Our study adds new information to the limited work on using this screening tool preoperatively. The single study involving the use of this tool preoperatively did not use an investigator who actually had obtained certification in using the tool, as noted in their methods section (Yu et al. 2021). Certification involves learning modules as well as an exam and would obviously be essential to ensure appropriate use and validate results, so it is difficult to make any conclusion about the results of this study. The other two studies involve use postoperatively as well as use in a geriatric virtual clinic (O’Gara et al. 2020; Joughin et al. 2021). Our institution as well as a number of others are in the process of implementing geriatric surgery multidisciplinary care; however, the triage to which patients actually see a geriatrician and the limited geriatric resources do not make this a viable option for routine use.
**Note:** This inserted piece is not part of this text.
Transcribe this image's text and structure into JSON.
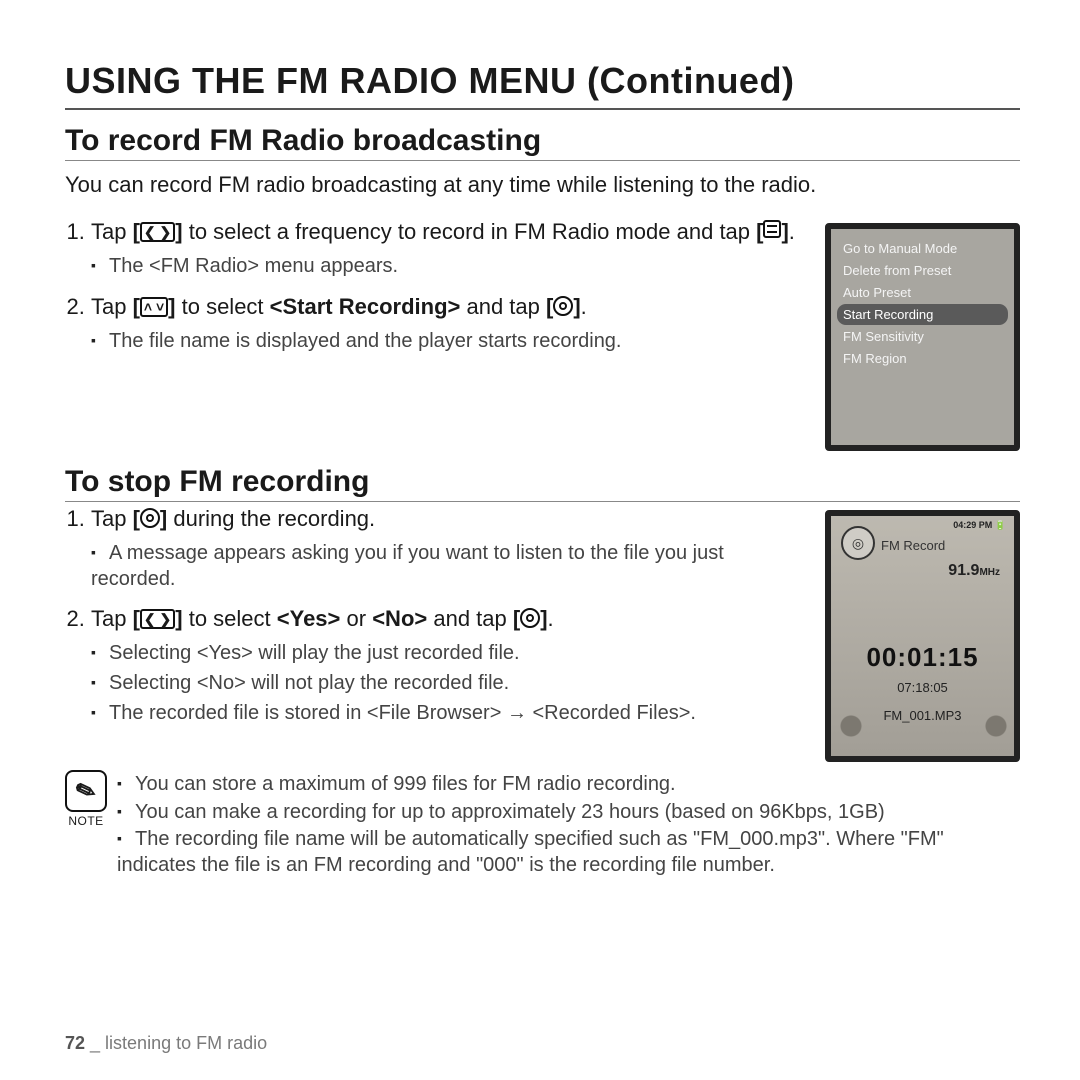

Our study has several limitations. First, this is the experience of a single, academic medical center in a population of older adults with high education level, functional baseline and socio-demographic characteristics that may limit the generalization of our results to other populations. On the other hand, since we found it acceptable to both patients and clinicians, we assume this should not be a barrier for broad implementation in different, perhaps less selected, settings.
Second, patients aged 85 years and older were less represented in this cohort due to challenges in recruiting older adults to clinical research studies. We believe that once this screening tool is implemented as part of routine preoperative assessment and conducted during the scheduled appointment, these barriers will no longer exist.
Third, we did not include in this study other clinicians such as nurses, physician assistants, and nurse practitioners. However, we believe that once the appropriate training is completed and routine quality assurance measures are performed, this should not limit wide implementation in the preoperative setting.